Mr. Freeze has appeared in numerous other iterations of Batman media over the years, from Saturday morning cartoons to video games and just about everything in between. Most portrayals of the character stick to the backstory and power set that was established in The Animated Series, though some break from the mold – for example, the character as he appears in The Batman cartoon series is simply a bank robber, rather than a scientist, who dons a cryo suit and fires icy blasts out of his hands (rather than using a gun). In Batman: The Brave and the Bold, the name of Mr. Zero is restored, as is the character’s original Golden Age appearance, for a brief period of time.

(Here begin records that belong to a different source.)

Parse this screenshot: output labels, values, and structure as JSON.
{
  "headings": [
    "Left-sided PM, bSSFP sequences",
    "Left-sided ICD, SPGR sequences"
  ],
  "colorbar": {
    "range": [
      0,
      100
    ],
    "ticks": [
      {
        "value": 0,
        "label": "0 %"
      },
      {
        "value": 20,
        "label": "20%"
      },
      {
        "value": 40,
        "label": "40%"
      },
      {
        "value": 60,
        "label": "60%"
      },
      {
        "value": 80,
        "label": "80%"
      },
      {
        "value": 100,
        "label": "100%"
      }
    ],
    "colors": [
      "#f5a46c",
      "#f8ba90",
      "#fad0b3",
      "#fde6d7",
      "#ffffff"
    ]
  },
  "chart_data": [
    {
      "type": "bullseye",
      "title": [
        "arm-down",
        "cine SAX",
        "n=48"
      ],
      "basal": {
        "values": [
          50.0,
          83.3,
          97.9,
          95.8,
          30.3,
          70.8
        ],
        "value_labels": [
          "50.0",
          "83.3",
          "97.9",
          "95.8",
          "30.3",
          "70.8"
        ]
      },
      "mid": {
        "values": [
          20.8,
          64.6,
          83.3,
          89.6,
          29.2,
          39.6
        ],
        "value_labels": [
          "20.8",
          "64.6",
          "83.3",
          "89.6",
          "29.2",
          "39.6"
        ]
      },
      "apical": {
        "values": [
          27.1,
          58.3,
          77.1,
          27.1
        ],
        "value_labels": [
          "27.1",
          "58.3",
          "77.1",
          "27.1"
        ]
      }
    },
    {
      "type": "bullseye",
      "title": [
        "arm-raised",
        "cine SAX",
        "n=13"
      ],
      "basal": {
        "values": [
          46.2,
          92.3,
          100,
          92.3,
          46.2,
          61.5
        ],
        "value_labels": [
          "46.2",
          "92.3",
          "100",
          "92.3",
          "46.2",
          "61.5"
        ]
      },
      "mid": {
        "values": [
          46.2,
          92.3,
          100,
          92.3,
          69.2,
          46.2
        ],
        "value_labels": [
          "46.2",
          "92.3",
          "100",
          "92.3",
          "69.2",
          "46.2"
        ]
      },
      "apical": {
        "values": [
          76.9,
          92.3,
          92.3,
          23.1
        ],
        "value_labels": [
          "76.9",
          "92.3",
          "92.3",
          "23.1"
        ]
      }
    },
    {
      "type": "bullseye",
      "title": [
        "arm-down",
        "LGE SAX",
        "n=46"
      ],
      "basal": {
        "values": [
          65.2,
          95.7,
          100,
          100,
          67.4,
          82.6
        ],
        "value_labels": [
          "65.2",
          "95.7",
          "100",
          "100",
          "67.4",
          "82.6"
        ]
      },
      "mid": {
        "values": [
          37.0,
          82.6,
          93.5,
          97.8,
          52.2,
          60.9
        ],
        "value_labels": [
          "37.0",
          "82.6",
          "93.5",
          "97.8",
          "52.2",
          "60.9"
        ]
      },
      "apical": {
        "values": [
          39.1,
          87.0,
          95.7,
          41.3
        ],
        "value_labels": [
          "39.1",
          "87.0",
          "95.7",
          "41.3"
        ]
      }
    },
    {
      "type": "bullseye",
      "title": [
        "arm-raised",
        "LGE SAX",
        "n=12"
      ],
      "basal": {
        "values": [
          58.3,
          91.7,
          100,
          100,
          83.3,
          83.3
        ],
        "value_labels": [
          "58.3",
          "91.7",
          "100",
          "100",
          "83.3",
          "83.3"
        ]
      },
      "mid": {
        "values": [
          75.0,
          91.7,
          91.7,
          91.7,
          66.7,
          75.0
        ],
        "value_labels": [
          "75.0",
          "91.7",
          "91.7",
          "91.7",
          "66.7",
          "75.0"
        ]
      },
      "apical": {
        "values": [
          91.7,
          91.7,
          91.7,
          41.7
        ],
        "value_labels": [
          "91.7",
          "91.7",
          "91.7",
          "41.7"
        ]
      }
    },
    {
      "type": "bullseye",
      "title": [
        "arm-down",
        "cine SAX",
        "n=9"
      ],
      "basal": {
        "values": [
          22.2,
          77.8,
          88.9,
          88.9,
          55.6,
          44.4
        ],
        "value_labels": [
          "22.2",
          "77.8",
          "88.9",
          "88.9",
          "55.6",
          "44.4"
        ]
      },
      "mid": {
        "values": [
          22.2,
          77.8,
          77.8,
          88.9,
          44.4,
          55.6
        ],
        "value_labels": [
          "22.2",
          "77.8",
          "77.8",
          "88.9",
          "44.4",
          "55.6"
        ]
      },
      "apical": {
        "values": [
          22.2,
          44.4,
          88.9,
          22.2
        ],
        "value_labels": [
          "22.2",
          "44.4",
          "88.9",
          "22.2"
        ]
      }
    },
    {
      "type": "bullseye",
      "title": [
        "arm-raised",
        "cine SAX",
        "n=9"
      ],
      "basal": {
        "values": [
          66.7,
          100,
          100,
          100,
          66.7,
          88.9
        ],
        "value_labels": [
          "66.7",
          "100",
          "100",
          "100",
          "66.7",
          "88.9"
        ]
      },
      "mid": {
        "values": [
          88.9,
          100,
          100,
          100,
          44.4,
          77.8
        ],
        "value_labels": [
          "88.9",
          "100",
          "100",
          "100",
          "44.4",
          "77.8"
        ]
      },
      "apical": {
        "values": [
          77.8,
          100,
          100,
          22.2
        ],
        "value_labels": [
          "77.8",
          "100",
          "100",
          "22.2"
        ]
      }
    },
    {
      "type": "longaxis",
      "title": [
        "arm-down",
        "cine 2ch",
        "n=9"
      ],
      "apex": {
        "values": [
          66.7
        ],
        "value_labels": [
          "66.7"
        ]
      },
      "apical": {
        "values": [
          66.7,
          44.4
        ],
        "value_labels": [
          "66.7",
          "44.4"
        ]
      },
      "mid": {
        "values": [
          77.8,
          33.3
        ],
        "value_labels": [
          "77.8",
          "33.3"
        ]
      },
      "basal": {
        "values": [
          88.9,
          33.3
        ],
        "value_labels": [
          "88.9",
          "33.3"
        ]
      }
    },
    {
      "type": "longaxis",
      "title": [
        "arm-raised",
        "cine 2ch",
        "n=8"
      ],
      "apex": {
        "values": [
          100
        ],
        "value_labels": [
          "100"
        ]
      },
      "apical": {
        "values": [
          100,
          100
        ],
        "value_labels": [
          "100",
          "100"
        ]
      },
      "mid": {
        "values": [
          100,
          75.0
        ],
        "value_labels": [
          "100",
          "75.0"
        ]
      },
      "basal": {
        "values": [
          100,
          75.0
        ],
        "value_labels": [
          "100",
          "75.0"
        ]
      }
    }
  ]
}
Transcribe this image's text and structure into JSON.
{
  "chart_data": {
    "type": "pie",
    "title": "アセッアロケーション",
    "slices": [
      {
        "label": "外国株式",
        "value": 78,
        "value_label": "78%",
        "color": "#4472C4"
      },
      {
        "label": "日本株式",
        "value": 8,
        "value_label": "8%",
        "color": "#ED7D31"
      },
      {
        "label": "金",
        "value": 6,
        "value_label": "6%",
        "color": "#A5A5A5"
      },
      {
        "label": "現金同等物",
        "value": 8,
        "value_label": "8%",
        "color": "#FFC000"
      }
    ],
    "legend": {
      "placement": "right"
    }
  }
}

Outside of the 1960s television series, the most notable live-action portrayal of the character has come courtesy of Arnold Schwarzenegger in 1997’s Batman & Robin. The character’s storyline closely follows that from The Animated Series, with Freeze being focused on his wife’s survival above all else. Poison Ivy cuts Nora’s life support, and convinces Freeze that it was Batman who pulled the plug, leading Freeze to ice over the entire city of Gotham. Eventually Batman is able to convince Freeze of the truth, and the two are able to forge a terse alliance before Freeze heads into detainment at Arkham – where he’s able to exact some revenge on Poison Ivy.

After 65 years, Mr. Freeze has emerged as one of Batman’s most complex and interesting foes. A victim of some unfortunate circumstances, his love for Nora drove him to do some unthinkable acts – but he remains perhaps one of the most sympathetic antagonists in comic book history.